Observe-se que podemos excluir, para discussão do caso, os itens 6 e 7, posto que a ação é reflexiva, não sendo possível incitar a si mesmo.

Apologia. S. f. 1. Discurso para justificar, defender ou louvar. 2. Encômio, louvor, elogio.

Como se vê, os tipos são "incitação à prática de crime" e "apologia de fato criminoso ou autor de crime", genericamente.
Não vi, nas palavras de Bolsonaro, transmitidas pela tv, qualquer ação no sentido de estimular, ou compelir, ou instigar alguém a estuprar outrem. Nem no sentido de defender ou louvar a ação de estuprar.
Não estaria discutindo este assunto se não fosse aspecto que entendo mais relevante: a questão do decoro parlamentar. Ouvi as palavras de Bolsonaro, na tribuna do Parlamento. Extremamente grosseiras, agressivas, até indecentes. Já vi e ouvi outros pronunciamentos do mesmo deputado, sobre outros assuntos, que também considero agressivos e, no contexto geral, indecentes.
Por que, então, levar o deputado ao STF, para, sem certeza, conseguir uma condenação que, se vier a ocorrer, será de entre três meses de detenção (nada que algumas cestas básicas não resolvam) a multa, se um processo por quebra de decoro parlamentar poderia causar muito mais estrago?
Se isso ocorresse, poderia haver de ser tratada, também, eventual conduta da deputada Maria do Rosário. Apressados poderão acorrer, defendendo que a "vítima de estupro" não pode ser logo considerada "culpada". Nada disto. A deputada não foi vítima de estupro.

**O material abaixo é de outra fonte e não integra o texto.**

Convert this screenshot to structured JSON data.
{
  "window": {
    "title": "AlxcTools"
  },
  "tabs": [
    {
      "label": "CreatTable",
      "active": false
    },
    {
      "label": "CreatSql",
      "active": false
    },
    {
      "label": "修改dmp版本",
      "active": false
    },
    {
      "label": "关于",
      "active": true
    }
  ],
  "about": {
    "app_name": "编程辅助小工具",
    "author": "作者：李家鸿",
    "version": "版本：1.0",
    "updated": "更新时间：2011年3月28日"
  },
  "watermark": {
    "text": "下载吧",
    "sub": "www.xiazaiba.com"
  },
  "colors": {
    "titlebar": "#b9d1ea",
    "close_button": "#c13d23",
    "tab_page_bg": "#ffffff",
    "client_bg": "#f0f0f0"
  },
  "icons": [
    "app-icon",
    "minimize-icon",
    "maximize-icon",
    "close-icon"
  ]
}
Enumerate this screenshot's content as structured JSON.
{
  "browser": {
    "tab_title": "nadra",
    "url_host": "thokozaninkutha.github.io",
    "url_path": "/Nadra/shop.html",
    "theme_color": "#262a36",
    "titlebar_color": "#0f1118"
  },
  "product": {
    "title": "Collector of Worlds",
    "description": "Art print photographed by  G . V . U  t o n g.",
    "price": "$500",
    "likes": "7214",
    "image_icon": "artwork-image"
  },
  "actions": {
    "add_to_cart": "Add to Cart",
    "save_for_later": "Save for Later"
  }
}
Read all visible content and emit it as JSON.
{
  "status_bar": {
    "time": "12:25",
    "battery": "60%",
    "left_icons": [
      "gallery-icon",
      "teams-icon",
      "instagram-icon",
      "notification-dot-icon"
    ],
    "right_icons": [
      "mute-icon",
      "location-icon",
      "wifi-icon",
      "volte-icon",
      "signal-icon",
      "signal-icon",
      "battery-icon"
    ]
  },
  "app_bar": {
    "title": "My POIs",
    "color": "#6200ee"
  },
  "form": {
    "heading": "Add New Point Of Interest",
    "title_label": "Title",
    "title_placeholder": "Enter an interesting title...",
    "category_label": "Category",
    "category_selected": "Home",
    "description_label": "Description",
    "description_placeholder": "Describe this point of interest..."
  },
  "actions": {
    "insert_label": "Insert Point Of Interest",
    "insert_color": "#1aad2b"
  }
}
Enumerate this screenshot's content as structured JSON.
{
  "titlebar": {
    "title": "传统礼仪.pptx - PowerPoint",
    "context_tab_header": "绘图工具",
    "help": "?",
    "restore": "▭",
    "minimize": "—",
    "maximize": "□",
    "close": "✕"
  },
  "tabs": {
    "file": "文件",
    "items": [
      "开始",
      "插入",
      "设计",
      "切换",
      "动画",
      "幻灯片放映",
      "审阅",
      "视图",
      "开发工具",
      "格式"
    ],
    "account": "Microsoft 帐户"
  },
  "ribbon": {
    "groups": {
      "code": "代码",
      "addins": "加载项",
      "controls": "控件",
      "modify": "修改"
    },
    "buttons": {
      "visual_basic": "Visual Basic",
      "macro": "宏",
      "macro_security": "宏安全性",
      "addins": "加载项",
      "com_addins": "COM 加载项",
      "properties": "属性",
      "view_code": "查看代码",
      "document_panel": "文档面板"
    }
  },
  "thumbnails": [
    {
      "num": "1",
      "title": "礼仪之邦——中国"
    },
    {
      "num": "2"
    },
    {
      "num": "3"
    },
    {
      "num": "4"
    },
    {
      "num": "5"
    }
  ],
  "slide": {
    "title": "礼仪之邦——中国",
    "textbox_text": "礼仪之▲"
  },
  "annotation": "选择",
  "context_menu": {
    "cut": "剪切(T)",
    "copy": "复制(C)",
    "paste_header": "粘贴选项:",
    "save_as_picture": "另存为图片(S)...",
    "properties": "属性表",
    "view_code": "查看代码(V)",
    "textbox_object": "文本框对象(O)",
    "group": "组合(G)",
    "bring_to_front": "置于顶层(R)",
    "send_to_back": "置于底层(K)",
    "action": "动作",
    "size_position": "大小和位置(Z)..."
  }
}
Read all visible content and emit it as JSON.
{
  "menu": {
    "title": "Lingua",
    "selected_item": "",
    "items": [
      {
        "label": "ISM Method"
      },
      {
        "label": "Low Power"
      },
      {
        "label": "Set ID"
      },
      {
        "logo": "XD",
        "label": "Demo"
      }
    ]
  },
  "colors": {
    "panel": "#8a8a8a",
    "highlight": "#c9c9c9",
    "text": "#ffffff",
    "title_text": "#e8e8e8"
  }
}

Já encontrei negativa de que a deputada tivesse taxado Bolsonaro de estuprador. Só que ele afirmou isto e que ocorreu no salão verde da Câmara. Textualmente: "Há poucos dias tu me chamou de estuprador, no salão verde, e eu falei que não ia estuprar você porque você não merece" (http://g1.globo.com/politica/noticia/2016/06/bolsonaro-vira-reu-por-falar-que-maria-do-rosario-nao-merece-ser-estuprada.html). Ora, a simples negativa da deputada não pode servir à exclusão da possibilidade do fato que, se verdadeiro, é muito grave. É claro que, para provar as palavras de Bolsonaro, basta ouvir o vídeo. E para provar a ação da deputada poderá nem haver testemunha.
O que existe de concreto é que estamos vivendo um período em que há xingamentos de parte a parte, desde entre correligionários políticos de facções diferentes até entre deputados e senadores. Há poucos dias, ouvi dois "pralamentares" trocando mimos em plena sessão: ladrão, vagabundo eram expressões que foram cuspidas de lado a lado.
Estamos, pois, diante de um fato muito mais grave: a falta de ética e de decoro, tanto nas manifestações partidárias de meros correligionários como naquelas casas que deveriam estar podendo ser escritas com letras maiúsculas, mas que, a cada dia, apequenam-se. Sem nem precisar tocar em assuntos de corrupção.